Antibiotics gain access to the periplasm of gram-negative bacteria via non-specific TBDR uptake (Schauer et al., 2008
), thus the presence of a disproportionate number of β-lactamases and a macrolide efflux system is not surprising (). All of the genomes also contain at least one cytochrome P450 that may be used for xenobiotic degradation. In contrast to all other abundant cultivated marine microbes, each genome encodes putative nitroreductases and nitropropane dioxygenases (), proteins generally associated with bacteria found in soils contaminated with industrial chemicals like trinitrotoluene (dynamite). Nitropropane dioxygenases degrade nitro-aromatic compounds, producing nitrate and nitrite in the process (Nishino et al., 2010
). Nitroreductases degrade the same compounds but generate nitrite and ammonium. There is no evidence that SAR86 can subsequently assimilate the nitrate or nitrite. The presence of these enzymes within four genomes of a highly abundant bacterial clade suggests that nitro-aromatics are a biologically relevant and heretofore overlooked portion of the dissolved organic matter in the surface ocean. Potentially, the addition of nitroaromatics would also select for SAR86 over the more abundant SAR11 during cultivation efforts.

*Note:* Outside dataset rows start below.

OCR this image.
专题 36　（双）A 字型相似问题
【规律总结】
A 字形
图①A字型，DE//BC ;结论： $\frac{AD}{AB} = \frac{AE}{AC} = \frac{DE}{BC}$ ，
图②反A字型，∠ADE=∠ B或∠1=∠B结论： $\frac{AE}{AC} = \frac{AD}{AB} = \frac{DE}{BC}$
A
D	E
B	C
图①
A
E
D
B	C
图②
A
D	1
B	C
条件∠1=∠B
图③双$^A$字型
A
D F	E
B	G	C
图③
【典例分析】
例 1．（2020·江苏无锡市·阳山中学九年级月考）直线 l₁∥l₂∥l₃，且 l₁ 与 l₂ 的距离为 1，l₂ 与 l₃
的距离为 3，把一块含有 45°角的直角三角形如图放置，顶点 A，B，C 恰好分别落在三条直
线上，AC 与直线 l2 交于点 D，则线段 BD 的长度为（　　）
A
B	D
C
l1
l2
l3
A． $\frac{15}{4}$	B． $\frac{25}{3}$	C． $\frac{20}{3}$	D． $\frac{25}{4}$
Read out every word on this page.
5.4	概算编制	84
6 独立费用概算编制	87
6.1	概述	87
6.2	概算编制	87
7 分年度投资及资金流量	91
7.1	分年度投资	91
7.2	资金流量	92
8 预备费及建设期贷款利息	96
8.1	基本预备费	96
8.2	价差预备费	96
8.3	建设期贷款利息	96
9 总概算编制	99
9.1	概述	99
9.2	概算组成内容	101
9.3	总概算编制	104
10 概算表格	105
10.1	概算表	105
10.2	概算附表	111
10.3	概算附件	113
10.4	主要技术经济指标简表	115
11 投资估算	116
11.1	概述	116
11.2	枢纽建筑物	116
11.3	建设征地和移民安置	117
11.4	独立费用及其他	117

Carbon source specialization in metabolically streamlined planktonic bacteria
The ultimate source of dissolved organic carbon in the open ocean is planktonic biomass, which, in terms of carbon, is 65±9% protein, 19±4% carbohydrate and 16±6% lipid (Hedges et al., 2002
). This material is released upon death, either by viral lysis, apoptosis or predation, creating dissolved and particulate organic carbon pools. Several abundant marine genera with TBDR-rich genomes have been implicated in the colonization and degradation of marine particles (Bauer et al., 2006
; Thomas et al., 2008
), fueling further production of dissolved organic carbon (Azam and Long, 2001
). However, the SAR86 genomes lack the genes required for pili or flagellin formation, chemotaxis and motility, EPS production and other pathways known to mediate particle adhesion. This, along with its prevalence in metagenomes from the 0.1–0.8
μm size fraction, implies that SAR86 is predominantly free living (planktonic).
The two most abundant identifiable genomes of heterotrophic planktonic bacteria within the GOS dataset are SAR11 and SAR86 (). Despite a cosmopolitan distribution, neither of these organisms is a generalist; each exhibits genome and metabolic streamlining that precludes using all carbon compounds. Consistent with genomic predictions (Giovannoni et al., 2005
; Schwalbach et al., 2010
), cultivated strains of SAR11 can grow on dicarboxylic acids and simple peptides, a pool of organic carbon derived from upwards of 85% of cellular carbon biomass. SAR86 appears to specialize in the transport and degradation of lipids and polysaccharides. By focusing on different compounds, SAR11 and SAR86 might compete only sparingly for dissolved organic carbon. This also provides a tangible link between the crude biochemical composition of the dominant phytoplankton and the associated bacterial community, specifically that the relative abundance of SAR11 and SAR86 is controlled by the stoichiometry of protein, carbohydrate and lipid in plankton.